Le monde doit durer autant de fois mille ans que Dieu a employé de jours à la création. On lit, en effet, dans la Genèse : « Ainsi furent achevés les cieux, la terre, et tout ce qu’ils renferment. Dieu accomplit son œuvre le septième jour, et il se reposa ce jour là, après avoir formé tous ses ouvrages. » Nous voyons dans ce récit comment toutes choses ont été tirées du néant, et la durée qu’elles doivent avoir. S’il est vrai que chaque jour de Dieu est comme mille années pour nous ; il est dès-lors certain qu’une durée de six mille ans représenterait six jours, et qu’ainsi le sixième mille devrait amener la fin du monde.

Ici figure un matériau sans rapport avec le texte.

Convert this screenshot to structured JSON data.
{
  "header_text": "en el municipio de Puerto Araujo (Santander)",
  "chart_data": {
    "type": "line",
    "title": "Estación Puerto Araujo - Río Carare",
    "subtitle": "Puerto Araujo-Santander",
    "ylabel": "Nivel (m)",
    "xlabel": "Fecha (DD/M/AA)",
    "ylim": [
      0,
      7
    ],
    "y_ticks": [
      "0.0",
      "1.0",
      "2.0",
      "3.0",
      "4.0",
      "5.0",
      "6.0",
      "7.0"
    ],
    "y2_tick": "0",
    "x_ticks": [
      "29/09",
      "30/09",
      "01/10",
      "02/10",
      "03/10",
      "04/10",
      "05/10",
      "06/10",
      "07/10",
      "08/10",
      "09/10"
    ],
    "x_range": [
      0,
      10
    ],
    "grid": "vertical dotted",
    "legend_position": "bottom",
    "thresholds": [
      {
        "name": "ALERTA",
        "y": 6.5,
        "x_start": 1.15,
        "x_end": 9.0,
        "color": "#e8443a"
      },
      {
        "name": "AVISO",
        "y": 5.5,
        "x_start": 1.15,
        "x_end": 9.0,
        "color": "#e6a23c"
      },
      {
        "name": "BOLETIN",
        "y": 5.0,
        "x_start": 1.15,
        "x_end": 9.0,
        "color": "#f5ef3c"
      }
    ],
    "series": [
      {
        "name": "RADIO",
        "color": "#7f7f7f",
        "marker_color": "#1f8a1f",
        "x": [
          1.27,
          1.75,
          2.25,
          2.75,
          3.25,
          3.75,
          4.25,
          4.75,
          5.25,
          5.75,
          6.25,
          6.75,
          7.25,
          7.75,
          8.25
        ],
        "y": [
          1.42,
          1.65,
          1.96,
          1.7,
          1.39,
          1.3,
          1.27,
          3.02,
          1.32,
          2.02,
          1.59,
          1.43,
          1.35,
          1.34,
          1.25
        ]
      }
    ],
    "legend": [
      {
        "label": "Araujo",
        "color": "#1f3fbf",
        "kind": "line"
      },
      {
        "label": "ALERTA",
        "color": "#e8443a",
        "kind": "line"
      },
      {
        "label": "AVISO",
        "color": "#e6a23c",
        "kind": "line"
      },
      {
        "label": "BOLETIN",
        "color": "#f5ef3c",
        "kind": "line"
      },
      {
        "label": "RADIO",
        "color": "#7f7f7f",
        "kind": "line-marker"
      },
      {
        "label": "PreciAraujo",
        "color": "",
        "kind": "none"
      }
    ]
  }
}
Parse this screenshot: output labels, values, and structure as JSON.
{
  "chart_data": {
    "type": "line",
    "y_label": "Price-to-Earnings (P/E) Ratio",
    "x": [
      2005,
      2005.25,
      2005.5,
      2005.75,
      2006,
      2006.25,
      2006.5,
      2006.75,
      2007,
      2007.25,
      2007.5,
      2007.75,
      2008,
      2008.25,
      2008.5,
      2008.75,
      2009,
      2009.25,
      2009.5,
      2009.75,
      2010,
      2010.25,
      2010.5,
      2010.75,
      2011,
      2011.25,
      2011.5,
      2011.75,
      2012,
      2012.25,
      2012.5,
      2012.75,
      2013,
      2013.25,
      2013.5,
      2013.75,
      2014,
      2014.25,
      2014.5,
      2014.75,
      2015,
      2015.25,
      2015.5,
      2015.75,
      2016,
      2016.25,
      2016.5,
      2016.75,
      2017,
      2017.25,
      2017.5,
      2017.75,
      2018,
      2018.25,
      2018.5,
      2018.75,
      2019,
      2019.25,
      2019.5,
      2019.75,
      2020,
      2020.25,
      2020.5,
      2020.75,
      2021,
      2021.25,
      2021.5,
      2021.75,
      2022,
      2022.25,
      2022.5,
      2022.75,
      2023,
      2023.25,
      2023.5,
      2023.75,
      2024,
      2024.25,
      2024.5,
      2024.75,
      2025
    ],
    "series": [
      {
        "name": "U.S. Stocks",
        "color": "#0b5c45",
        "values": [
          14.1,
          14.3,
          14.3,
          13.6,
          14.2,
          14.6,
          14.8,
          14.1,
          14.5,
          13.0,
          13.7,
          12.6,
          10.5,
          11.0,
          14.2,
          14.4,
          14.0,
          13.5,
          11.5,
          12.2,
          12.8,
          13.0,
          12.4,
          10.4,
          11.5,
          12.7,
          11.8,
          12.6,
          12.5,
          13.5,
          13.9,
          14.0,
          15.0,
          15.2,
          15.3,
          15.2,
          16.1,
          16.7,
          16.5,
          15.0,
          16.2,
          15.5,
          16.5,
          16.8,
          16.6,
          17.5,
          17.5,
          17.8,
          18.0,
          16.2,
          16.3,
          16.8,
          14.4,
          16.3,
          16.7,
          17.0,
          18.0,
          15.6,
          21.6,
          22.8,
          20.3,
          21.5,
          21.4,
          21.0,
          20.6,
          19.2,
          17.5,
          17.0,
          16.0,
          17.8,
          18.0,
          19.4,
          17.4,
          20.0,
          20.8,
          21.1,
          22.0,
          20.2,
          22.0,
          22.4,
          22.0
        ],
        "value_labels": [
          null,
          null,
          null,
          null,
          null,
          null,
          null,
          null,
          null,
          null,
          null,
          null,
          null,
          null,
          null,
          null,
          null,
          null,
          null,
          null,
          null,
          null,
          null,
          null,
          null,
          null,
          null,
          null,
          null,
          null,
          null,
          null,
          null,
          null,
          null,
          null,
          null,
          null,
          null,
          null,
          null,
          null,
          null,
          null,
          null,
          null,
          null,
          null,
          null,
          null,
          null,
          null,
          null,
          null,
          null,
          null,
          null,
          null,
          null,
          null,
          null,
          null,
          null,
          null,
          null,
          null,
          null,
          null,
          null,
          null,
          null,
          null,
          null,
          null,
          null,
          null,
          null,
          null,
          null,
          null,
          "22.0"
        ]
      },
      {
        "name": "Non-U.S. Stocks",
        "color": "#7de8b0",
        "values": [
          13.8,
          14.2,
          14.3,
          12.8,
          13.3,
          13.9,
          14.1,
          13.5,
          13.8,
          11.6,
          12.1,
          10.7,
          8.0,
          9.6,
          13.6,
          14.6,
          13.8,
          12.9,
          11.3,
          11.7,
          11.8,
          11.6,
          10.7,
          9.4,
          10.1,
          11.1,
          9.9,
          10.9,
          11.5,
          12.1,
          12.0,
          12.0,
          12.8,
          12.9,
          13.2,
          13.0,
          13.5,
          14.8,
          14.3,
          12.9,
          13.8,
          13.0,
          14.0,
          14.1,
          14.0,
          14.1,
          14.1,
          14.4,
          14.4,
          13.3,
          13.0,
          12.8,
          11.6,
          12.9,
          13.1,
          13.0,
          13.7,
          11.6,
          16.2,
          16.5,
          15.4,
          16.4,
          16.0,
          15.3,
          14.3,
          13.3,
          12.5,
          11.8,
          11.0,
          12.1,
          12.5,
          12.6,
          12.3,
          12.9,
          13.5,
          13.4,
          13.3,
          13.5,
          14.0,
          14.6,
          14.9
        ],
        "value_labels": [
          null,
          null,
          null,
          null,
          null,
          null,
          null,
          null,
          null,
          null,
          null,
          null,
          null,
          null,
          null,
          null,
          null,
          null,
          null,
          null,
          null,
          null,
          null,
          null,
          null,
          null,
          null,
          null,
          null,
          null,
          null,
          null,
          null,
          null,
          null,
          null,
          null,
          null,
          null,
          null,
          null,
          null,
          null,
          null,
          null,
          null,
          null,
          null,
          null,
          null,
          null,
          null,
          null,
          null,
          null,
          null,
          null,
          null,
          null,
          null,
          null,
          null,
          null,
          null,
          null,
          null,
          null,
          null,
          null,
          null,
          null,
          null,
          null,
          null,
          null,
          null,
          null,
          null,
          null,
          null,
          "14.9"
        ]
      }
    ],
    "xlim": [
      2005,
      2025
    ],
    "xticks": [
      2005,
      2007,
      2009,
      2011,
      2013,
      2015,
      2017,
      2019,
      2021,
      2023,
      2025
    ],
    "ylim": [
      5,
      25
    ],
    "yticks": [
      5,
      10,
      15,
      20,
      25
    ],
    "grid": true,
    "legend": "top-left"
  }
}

Aussi toute la durée des temps a pour but de donner à l’homme, cette créature formée par les mains de Dieu, c’est-à-dire par le Verbe et l’Esprit saint, les moyens de devenir de plus en plus à la ressemblance de Dieu, en séparant le bon grain de l’ivraie, c’est-à-dire des doctrines de l’apostasie ; et en amassant le bon grain dans le grenier, c’est-à-dire ceux qui fructifient en Dieu par la foi. Il était donc nécessaire que ceux qui arriveront au salut fussent éprouvés par les tribulations, afin qu’ayant été brisés et broyés, et pour ainsi dire vannés par leur attachement inébranlable au verbe de Dieu, et enfin étant purifiés par le feu de la souffrance, ils soient, par toutes ces épreuves, devenus dignes de s’asseoir au banquet céleste. Ce qu’a bien exprimé l’un de nos saints, lorsque, dévoué au martyre et livré aux bêtes pour la cause de la foi, il disait : Puisque je suis le froment du Christ, il faut que je sois moulu par les dents des bêtes féroces, afin que je devienne un pain de pureté.